I would add either tarragon (not a lot) or basil to this recipe to suit your taste. But the cream cheese adds a depth that nothing else comes close to. I’m using both chicken broth to press the chicken with leeks (pressure cooker for 15-20 min). The cream cheese and white wine in with the side pan of mushrooms and artichokes that also have lemon zest of ½ lemon. I don’t have a slow cooker. When the chicken is done, I will bone and skin it because I keep the chicken thighs in the pressure cooker whole for flavor after browning it skin side down. I could never wait 5 hours or longer for this to cook unless I worked away from home. Will be served over rice today. I’m a retired chef an have been wanting to make this dish for some time. It is both delicate and full of flavor. I also choose to not add garlic to this particular dish.

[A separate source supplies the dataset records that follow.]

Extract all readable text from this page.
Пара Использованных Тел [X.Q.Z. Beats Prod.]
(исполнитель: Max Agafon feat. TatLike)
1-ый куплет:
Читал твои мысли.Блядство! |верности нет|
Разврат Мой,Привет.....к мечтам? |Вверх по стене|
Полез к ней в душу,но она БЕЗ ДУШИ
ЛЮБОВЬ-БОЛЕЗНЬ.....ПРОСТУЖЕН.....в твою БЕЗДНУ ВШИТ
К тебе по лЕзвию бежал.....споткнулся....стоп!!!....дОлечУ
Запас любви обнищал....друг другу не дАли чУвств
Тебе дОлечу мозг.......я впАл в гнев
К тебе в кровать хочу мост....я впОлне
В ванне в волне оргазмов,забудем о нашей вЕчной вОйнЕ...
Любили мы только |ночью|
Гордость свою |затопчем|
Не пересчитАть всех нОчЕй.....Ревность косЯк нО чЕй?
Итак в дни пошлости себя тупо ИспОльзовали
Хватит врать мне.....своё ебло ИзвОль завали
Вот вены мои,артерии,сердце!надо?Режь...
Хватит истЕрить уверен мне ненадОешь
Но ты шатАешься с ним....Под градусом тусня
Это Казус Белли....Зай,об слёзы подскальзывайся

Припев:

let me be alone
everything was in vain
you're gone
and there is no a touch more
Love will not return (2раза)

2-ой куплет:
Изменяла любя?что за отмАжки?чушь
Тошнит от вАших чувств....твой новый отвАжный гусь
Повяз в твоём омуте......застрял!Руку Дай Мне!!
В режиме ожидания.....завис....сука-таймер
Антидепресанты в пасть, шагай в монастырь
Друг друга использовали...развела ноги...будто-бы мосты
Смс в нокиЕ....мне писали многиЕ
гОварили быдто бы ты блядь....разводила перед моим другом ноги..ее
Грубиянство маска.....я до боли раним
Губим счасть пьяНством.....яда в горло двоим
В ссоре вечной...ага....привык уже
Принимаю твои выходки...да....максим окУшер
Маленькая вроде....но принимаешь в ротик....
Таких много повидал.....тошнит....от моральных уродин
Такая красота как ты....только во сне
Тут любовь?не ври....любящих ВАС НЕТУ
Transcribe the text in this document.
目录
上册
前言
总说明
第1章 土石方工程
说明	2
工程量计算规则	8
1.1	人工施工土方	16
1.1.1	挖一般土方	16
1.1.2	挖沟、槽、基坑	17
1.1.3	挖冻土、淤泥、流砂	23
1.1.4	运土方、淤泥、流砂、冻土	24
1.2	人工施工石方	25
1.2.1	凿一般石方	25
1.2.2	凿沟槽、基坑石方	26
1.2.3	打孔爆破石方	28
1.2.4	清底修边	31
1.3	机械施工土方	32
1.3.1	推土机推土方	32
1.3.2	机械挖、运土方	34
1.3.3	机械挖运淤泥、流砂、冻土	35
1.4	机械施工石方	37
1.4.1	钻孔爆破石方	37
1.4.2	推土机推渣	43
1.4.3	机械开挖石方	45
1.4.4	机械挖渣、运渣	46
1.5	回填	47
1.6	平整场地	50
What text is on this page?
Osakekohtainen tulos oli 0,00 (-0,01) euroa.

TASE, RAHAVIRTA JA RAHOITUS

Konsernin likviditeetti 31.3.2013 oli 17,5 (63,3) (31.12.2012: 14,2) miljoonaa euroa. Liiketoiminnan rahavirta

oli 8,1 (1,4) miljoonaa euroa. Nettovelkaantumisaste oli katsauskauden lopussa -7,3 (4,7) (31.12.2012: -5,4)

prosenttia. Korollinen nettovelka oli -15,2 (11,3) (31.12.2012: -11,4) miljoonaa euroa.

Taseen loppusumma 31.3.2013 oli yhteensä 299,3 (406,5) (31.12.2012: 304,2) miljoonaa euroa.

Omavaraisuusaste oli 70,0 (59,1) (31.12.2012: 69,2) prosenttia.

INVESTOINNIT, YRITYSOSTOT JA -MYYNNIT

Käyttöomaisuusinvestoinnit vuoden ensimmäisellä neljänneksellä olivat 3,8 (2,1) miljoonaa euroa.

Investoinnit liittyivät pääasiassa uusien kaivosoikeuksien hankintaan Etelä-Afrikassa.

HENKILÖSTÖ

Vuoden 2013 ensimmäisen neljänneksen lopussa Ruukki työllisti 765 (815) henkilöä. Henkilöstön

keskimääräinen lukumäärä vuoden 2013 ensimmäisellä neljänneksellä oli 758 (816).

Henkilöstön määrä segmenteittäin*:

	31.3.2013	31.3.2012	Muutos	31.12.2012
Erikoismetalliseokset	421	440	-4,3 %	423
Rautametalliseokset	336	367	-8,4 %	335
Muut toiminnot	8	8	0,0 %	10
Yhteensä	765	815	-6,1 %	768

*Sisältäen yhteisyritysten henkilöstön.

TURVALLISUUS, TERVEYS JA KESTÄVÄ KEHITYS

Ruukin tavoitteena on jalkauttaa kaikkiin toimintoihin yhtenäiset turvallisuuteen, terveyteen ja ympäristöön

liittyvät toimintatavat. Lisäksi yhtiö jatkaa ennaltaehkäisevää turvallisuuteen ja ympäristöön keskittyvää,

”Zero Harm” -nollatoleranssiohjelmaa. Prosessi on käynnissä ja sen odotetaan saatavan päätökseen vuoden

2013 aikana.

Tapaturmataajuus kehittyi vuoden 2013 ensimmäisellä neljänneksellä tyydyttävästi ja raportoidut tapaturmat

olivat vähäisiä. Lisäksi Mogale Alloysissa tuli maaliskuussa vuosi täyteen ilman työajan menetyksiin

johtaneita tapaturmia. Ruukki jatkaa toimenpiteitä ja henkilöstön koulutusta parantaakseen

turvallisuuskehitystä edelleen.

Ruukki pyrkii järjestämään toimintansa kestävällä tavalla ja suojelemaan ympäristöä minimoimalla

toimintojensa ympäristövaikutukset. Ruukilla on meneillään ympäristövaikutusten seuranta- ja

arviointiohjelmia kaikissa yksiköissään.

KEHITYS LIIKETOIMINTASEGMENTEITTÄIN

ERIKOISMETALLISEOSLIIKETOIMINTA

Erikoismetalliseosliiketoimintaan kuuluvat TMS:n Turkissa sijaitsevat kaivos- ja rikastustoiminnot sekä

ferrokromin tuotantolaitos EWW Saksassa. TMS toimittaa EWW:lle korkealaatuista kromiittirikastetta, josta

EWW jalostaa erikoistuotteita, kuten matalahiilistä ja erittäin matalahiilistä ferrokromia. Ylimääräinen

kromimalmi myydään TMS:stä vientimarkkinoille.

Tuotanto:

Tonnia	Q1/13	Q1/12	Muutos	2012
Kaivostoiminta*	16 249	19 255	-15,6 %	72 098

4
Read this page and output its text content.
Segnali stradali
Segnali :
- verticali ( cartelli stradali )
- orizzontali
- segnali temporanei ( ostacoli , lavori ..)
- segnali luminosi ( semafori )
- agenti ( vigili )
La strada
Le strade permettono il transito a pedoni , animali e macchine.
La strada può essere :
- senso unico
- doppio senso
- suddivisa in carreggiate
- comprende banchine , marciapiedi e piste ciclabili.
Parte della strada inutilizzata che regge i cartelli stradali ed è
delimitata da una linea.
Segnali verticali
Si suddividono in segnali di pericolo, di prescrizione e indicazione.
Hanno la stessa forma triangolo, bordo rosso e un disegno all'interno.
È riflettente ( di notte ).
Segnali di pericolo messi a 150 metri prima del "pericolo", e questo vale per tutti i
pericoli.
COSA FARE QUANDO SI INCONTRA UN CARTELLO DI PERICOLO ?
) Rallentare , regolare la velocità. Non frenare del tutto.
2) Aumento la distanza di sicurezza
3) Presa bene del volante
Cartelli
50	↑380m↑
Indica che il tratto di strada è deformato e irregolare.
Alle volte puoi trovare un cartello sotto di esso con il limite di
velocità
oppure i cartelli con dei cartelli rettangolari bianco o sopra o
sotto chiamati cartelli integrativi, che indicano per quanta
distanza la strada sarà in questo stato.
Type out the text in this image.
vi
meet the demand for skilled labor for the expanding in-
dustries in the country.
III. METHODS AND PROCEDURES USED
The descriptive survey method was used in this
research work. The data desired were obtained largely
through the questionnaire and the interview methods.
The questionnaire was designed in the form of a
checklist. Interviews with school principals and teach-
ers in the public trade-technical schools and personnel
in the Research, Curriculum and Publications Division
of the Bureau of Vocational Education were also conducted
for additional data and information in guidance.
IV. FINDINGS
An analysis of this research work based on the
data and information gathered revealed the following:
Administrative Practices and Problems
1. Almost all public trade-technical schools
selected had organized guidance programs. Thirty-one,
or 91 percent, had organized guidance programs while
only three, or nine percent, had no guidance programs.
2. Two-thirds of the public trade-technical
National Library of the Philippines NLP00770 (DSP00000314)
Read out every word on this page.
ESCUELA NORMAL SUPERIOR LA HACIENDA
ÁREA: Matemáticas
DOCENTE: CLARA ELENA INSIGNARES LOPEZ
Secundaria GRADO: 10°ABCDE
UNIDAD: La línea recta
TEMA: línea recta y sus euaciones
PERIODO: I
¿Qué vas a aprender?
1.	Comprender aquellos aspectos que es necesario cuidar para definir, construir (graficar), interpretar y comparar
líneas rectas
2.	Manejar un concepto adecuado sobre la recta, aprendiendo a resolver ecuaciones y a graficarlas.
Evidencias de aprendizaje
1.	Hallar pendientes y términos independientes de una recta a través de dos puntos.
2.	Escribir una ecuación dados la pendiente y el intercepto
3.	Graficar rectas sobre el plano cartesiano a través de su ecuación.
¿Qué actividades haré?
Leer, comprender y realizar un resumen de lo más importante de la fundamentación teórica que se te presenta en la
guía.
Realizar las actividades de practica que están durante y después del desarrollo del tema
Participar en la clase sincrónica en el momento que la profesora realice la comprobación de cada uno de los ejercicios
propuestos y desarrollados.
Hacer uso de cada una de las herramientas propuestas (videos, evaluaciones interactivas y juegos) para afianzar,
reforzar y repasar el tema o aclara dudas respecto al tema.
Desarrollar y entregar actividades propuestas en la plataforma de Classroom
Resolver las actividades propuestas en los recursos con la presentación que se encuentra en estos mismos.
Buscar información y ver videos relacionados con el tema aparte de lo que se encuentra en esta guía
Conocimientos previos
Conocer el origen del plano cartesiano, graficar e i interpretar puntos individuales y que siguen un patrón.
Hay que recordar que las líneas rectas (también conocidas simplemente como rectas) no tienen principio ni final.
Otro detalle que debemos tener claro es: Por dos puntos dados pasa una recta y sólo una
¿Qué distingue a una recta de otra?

I made this recipe it was good but I felt like it was missing something. I am going to add some parmesan cheese tonight and make into a lasagna………we shall see how it turns out
I know it has been a while, but I would love to know how the lasagna came out.
This is delicious.not surprisingly !
Used 5 chicken thighs, but otherwise kept the recipe about the same and added some red pepper flakes. Served over cellentani noodles (but had some over rice for lunch too!). My crockpot cooks really quickly, so this was well into done territory after hour 5. Chicken dried out some by that point. Nevertheless, it was creamy and delicious. I’d add some more spice if you don’t like it bland, but the base recipe did the job.
I added slices of lemon which I will remove before shredding together…smells good cooking in the crockpot.
It was delish! Had it on jasmine rice with broccoli.
Can marinated artichokes be used?
Yes, those work great.
Made this last night. Didn’t have breasts so used thighs. And used low fat cream cheese. Delicious!! Served over premium short grain rice. I can’t wait to share this recipe with all my friends! I already sent it to my daughter this morning.
So great to hear Jody! I wish everyone would try this recipe!
We loved this recipe. I followed it except I added a can of chicken stock instead of just 1 cup. I let it cook down while I was boiling the noodles. Came out very creamy. We did sprinkle Parmesan cheese on top. This is in my rotation. Yum!
This looks a bit too saucy for me. What can I do for a thicker sauce?
It’s pretty thick. You can do a cornstarch slurry at the end if you want.